ImageMetal fabrication is a term used to describe the process that involves the construction of machines and structures from various raw materials, usually based on engineering drawings and involving various metal-working processes — including drilling, stretching, machining, bending, rolling, cutting and welding. Used extensively in the commercial and defense manufacturing industries, metal fabrication technologies are also increasingly being utilized by the motor sports, construction, entertainment and petrochemical industries, to name a few.

 

“To work as a welder, you’re basically an operator with a torch in your hand welding. But if you’re in a metal fabrication position and somebody gives you a blueprint and says ‘build this thing’ you’re going to be cutting the metal, shaping it, rolling it and doing just about anything else you can imagine to create or build the finished product,” Baber said.
 

Set to debut this fall, the course, Welding 092: Intro to Metal Fabrication, is the first of three new metal fabrication courses recently approved by the California Community Colleges’ Chancellor’s Office and offered to COC students.
 

Designed to include basic metal fabrication skills training, the course will involve measuring, layout, drilling, bending, shaping, cutting and machining alloys of all different types into various shapes and sizes — with additional focus on the cutting and fitting of metal pipe.
 

In subsequent semesters, Welding 093: Intermediate Metal Fabrication, and Welding 094: Advanced Metal Fabrication, will further development the student’s fabrication skills, with exposure to the industry’s sophisticated metal cutting/machining equipment, before challenging students with a complex semester-long collaborative project involving design, layout, machining, fabrication and other specific welding technology skills and operations.
 

“The overarching idea is to provide training to build skill sets so students can work in several different metal fabrication industries,” Baber said.
 

The COC Welding Technology metal fabrication option was developed in direct response to the projected growth in the metal fabrication and welding segment of Southern California’s economy and the growing need for technicians with advanced metal fabrication skills, as expressed by regional industry.
 

In a 2001 survey of more than 220 key manufacturers and metal fabricators, the number one concern cited was the lack of trained metal fabrication technicians and welding operators.

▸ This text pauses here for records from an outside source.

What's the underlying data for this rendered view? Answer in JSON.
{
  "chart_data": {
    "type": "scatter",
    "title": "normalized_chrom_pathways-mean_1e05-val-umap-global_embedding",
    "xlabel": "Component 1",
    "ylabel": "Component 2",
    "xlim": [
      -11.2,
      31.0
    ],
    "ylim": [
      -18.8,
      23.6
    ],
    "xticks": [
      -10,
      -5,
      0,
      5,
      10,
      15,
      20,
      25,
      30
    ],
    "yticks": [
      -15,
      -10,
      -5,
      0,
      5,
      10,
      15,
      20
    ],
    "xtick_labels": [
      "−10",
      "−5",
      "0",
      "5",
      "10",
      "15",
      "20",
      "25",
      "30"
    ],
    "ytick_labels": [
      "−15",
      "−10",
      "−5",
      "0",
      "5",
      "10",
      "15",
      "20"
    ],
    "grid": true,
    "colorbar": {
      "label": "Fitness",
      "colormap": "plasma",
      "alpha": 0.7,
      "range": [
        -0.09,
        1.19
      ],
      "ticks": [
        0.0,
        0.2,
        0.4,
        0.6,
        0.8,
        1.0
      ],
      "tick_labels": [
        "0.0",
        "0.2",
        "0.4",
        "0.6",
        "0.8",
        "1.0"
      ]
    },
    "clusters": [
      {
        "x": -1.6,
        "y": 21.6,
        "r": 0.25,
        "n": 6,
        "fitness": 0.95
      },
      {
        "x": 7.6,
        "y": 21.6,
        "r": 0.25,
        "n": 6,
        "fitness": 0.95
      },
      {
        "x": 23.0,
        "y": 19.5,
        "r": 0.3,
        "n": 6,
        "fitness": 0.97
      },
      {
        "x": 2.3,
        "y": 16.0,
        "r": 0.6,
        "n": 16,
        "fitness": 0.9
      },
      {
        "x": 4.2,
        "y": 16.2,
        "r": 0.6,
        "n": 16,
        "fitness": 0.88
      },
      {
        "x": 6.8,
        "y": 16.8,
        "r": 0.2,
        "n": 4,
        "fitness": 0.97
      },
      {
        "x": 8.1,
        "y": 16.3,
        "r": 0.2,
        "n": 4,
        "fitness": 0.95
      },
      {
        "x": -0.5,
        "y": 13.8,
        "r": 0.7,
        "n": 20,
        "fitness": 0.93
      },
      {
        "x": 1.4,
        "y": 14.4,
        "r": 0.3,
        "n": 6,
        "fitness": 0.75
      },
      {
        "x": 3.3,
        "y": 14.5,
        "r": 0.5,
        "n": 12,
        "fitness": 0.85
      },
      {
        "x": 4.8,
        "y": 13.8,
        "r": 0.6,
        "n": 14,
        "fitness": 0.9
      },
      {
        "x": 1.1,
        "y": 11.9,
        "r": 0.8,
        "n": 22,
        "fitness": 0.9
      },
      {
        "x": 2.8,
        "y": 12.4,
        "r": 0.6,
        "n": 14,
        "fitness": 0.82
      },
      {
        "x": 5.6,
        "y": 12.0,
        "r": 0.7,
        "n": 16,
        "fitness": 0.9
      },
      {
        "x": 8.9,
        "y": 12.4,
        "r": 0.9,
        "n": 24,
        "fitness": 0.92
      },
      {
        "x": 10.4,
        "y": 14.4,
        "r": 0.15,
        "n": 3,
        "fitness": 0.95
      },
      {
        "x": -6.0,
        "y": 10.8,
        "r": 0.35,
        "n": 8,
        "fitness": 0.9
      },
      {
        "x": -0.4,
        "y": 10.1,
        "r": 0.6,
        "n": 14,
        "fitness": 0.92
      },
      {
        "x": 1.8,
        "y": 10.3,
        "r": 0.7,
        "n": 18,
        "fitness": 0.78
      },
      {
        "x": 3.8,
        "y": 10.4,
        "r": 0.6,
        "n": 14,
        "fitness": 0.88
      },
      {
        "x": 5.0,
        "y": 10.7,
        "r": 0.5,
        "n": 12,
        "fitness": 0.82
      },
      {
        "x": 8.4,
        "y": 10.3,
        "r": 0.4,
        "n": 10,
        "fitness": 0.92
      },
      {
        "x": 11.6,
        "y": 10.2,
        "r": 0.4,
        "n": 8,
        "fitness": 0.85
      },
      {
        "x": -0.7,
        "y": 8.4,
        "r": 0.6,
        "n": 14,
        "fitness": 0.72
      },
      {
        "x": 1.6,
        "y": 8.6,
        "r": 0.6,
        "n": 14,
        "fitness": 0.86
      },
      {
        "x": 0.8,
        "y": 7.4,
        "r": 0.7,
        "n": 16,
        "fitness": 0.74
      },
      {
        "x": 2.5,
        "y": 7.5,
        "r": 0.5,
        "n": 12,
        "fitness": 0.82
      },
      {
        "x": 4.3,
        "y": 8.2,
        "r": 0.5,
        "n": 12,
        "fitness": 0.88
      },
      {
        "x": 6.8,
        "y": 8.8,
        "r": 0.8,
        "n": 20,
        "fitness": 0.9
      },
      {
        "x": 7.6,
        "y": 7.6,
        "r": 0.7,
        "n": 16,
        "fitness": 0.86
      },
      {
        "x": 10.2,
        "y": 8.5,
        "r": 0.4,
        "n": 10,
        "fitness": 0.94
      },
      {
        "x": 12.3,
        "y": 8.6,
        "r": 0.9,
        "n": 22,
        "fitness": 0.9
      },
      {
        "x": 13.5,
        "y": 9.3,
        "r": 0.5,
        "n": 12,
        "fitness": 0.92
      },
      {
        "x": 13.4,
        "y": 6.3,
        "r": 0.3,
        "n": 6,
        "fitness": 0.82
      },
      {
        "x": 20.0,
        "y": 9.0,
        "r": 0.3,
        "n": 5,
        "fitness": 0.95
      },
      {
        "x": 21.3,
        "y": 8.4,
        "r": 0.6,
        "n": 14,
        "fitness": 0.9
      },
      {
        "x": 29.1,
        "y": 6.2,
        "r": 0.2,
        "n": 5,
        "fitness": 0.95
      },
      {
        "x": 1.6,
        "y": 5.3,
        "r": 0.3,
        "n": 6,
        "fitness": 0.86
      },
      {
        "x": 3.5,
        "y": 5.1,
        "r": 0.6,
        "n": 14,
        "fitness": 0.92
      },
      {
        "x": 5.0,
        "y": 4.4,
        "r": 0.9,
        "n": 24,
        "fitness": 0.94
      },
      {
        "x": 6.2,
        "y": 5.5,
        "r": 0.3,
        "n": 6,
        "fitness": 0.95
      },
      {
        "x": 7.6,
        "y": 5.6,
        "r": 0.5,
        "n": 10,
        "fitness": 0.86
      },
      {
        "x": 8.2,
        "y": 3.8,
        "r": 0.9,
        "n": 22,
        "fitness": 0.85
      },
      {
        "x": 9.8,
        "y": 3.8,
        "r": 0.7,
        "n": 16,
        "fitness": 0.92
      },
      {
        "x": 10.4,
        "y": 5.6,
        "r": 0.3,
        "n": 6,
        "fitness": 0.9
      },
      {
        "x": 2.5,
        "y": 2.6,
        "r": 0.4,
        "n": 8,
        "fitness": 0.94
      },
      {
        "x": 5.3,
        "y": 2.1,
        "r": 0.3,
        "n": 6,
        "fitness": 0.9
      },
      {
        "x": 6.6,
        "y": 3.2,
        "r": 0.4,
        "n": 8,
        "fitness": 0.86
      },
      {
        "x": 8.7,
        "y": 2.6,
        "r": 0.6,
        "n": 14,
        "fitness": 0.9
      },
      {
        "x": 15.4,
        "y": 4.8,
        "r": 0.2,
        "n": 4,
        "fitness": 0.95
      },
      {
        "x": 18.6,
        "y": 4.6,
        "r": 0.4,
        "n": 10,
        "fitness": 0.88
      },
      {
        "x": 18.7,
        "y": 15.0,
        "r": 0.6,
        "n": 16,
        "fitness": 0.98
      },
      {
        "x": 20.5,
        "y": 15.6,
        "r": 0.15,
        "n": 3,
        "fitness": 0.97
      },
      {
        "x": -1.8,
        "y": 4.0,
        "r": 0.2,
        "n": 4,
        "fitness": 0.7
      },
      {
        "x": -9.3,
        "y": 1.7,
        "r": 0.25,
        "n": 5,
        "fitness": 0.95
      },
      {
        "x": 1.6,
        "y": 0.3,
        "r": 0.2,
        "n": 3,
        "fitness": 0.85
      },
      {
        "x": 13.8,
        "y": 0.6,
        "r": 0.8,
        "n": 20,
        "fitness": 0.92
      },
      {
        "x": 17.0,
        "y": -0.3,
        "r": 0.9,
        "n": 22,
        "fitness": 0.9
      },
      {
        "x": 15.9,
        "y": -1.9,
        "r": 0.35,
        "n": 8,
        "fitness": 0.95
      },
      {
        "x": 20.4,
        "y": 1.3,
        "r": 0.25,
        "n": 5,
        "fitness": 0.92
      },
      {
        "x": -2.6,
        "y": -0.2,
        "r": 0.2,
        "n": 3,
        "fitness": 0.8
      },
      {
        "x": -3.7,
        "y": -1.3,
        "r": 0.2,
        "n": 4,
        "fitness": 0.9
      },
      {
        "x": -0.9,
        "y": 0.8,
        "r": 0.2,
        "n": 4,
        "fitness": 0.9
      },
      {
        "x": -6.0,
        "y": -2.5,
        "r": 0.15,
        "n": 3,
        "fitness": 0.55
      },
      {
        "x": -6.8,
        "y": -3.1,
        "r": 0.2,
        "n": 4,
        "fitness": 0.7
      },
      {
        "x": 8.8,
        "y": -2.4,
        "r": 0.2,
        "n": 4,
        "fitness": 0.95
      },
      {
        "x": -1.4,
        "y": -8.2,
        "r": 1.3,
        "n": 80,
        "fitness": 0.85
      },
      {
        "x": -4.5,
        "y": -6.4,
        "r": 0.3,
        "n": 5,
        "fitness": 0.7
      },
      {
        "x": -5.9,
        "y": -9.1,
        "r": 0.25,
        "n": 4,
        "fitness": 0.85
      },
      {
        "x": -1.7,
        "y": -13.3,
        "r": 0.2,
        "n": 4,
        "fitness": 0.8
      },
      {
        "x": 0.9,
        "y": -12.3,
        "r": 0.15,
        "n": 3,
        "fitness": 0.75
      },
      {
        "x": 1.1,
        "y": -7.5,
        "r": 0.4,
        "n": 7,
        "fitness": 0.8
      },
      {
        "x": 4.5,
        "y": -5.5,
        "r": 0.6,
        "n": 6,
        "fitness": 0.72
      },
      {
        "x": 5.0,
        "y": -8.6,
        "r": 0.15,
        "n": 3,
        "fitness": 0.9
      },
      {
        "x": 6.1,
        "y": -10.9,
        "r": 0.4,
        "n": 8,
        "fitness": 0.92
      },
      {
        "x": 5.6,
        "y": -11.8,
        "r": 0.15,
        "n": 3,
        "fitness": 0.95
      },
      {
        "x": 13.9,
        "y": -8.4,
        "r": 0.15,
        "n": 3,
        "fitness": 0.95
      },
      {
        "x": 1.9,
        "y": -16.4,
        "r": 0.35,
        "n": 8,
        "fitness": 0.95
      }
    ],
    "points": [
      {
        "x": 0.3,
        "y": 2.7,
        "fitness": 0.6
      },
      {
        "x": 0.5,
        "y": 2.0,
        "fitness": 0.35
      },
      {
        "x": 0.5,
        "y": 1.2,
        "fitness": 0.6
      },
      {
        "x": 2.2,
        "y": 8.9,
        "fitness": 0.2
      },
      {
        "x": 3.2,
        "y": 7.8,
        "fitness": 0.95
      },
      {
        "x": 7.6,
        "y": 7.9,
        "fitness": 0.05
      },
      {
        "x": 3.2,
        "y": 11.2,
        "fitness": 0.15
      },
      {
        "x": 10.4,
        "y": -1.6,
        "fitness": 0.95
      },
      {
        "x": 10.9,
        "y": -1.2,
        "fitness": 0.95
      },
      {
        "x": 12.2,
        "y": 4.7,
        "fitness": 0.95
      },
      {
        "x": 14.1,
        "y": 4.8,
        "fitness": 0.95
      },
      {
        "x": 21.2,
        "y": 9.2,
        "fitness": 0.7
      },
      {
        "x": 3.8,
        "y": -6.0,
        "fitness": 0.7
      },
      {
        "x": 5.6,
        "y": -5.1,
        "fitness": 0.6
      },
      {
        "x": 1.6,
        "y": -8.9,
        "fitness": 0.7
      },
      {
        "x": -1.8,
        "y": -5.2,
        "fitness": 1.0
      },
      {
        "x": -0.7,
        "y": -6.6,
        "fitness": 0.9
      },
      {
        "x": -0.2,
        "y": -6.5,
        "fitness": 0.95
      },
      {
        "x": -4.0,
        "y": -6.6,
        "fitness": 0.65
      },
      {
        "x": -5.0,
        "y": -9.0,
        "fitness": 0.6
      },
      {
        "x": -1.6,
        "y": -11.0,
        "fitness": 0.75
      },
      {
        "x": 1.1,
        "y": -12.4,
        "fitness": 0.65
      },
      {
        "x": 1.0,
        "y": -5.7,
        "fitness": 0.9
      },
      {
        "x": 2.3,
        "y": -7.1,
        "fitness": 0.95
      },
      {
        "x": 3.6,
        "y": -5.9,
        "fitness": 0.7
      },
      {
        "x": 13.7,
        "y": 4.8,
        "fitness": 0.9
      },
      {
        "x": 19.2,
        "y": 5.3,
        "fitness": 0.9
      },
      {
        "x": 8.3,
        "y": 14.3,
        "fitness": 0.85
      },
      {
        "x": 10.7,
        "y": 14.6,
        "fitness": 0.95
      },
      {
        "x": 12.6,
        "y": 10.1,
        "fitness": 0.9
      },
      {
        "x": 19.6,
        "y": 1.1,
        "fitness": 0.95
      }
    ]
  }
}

Since then, the shortage of welding and metal fabrication technicians has become more severe — prompting the American Welding Society to predict a possible shortage of more than 200,000 skilled welders and metal fabricators by 2010.
 

According to California Labor Market industry projections, every major industry that uses or relies on advanced metal fabrication techniques will grow, most by double digits, between 2004 and 2014. As a result of California’s impressive industry growth, occupations as fabrication technicians and jobs that require metal fabrication skills are also projected to grow at double-digit rates, outpacing the rates of growth of those occupations nationally.
 

“This grant was really necessary to help put our metal fabrication program on the map,” said Baber. “We have a great reputation within the industry, but we can always raise the bar higher and that’s what this grant does. So it’s a very exciting and rewarding project to be a part of.”